Personal efficacy testing was done the week before, the week after, and 60-90 days after the series of daily Laughter Yoga sessions. Laughter Yoga was administered for 15 minutes a day for 14 days.

The results show significant improvements of the Laughter Yoga group in all areas, with positive changes of 100% occurring in a number of areas. It is particularly interesting to note the long-lasting effects of the laughter interventions.

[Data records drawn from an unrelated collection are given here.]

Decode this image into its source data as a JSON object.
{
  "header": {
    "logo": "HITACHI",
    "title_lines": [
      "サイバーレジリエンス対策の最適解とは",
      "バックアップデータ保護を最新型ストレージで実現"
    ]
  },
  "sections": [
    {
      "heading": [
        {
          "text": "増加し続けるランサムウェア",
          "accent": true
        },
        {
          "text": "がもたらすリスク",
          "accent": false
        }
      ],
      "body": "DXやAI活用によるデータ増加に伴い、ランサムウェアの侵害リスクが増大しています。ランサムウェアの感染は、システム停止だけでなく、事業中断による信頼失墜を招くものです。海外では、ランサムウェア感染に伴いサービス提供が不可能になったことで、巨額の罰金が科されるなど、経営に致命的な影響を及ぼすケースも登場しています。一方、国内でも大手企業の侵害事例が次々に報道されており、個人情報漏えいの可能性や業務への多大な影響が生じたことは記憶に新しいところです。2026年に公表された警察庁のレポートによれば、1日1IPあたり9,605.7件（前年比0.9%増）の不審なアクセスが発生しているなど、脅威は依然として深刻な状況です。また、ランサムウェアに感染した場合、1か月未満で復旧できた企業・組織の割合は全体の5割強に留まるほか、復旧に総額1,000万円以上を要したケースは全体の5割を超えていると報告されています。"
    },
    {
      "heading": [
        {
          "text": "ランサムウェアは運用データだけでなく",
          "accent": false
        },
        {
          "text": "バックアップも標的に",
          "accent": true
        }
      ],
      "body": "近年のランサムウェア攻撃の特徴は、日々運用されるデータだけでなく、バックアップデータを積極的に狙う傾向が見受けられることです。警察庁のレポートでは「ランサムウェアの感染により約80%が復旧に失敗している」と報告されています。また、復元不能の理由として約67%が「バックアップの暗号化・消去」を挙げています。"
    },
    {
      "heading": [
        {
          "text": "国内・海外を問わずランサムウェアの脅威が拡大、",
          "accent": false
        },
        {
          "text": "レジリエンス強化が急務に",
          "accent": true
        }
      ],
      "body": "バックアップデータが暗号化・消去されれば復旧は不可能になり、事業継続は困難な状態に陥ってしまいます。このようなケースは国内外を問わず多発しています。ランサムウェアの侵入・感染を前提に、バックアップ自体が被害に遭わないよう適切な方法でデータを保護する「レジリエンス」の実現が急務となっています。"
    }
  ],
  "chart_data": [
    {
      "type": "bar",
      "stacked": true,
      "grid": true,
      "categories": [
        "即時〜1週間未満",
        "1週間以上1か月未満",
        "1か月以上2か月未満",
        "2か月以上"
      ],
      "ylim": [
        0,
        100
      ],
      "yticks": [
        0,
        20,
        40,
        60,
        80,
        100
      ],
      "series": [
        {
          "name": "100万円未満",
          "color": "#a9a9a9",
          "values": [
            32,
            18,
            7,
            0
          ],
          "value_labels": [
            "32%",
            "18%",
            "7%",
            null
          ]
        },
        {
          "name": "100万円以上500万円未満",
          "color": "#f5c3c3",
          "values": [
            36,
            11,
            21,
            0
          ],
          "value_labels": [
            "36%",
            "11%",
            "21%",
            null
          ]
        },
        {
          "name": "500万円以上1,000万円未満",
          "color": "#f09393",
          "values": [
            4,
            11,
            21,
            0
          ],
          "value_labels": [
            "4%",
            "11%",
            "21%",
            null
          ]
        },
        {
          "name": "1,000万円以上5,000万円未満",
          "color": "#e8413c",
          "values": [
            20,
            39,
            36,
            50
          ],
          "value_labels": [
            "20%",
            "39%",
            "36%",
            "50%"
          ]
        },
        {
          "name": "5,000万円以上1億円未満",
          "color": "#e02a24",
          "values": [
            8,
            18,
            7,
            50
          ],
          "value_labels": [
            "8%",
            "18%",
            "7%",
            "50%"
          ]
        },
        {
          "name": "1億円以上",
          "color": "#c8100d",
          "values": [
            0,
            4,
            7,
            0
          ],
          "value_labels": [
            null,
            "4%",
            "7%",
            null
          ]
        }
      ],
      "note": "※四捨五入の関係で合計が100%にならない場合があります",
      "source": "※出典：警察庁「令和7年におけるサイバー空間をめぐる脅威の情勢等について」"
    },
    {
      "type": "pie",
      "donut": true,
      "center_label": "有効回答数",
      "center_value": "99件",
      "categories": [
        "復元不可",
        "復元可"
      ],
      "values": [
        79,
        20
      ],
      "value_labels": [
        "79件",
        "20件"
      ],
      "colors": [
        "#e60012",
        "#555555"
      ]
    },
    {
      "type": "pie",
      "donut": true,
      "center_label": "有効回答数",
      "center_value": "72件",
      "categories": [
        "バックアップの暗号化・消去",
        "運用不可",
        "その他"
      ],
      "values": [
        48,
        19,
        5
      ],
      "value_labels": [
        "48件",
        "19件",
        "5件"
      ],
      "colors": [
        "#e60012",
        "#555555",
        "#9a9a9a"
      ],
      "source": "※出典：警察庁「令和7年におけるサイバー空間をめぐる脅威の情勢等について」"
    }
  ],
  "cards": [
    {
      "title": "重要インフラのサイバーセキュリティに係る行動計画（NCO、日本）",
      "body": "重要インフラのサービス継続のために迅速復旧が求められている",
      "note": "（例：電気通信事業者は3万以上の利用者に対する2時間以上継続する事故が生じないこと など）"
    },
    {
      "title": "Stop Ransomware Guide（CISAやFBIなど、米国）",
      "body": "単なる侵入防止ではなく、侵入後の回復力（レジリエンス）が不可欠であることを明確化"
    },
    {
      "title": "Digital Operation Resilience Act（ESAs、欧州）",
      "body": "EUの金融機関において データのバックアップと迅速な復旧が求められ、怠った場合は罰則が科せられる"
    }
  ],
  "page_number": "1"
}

Here is a brief summary of the BRY Study results:

Ok, so let’s start the Red Flag observations:

Red FlagThey do not provide links to said studies, neither to the full study or an abstract, which strongly implies that said studies were never published anywhere. So we must take it on faith that these studies do in fact exist.

Red FlagThey even fail to provide the “brief summaries” they promise at the end of each study’s description. Again, we must take it on faith that these studies do in fact exist.

Red FlagThe Bangalore study was commissioned by themselves, and the second one seems likely to be the same, even though they do not specify. That fact alone does not disqualify the results but when coupled with the other red flags it adds to the question marks. Since it appears the studies were not published, let alone replicated, again we must take it on faith that they properly controlled the obvious bias and conflict of interest.

Red FlagNeither of these two studies seems to support their claim that their laughter yoga can help with diabetes, asthma, lungs or the immune system. So either they are misguiding their followers or the followers are misunderstanding the limits of this “technique”.

It seems we have to take to much on faith here. Sounds like a quack to me! Folks, if you want to laugh go ahead and laugh your heart out. But stop pretending it’s something it is not. Dont’ we have enough stupid claims out there already? Do you have to go and ruin laughing for us as well with stuff like this: “Laughter is the best medicine’ has scientifically proven to be the most powerful prescription for wellness.” No it hasn’t. Stop making shit like this up. Laughter is not medicine and the fact that some idiots want to cash in on one of the most basic bodily functions, laughter, is despicable. What will they try to charge us for next, breathing?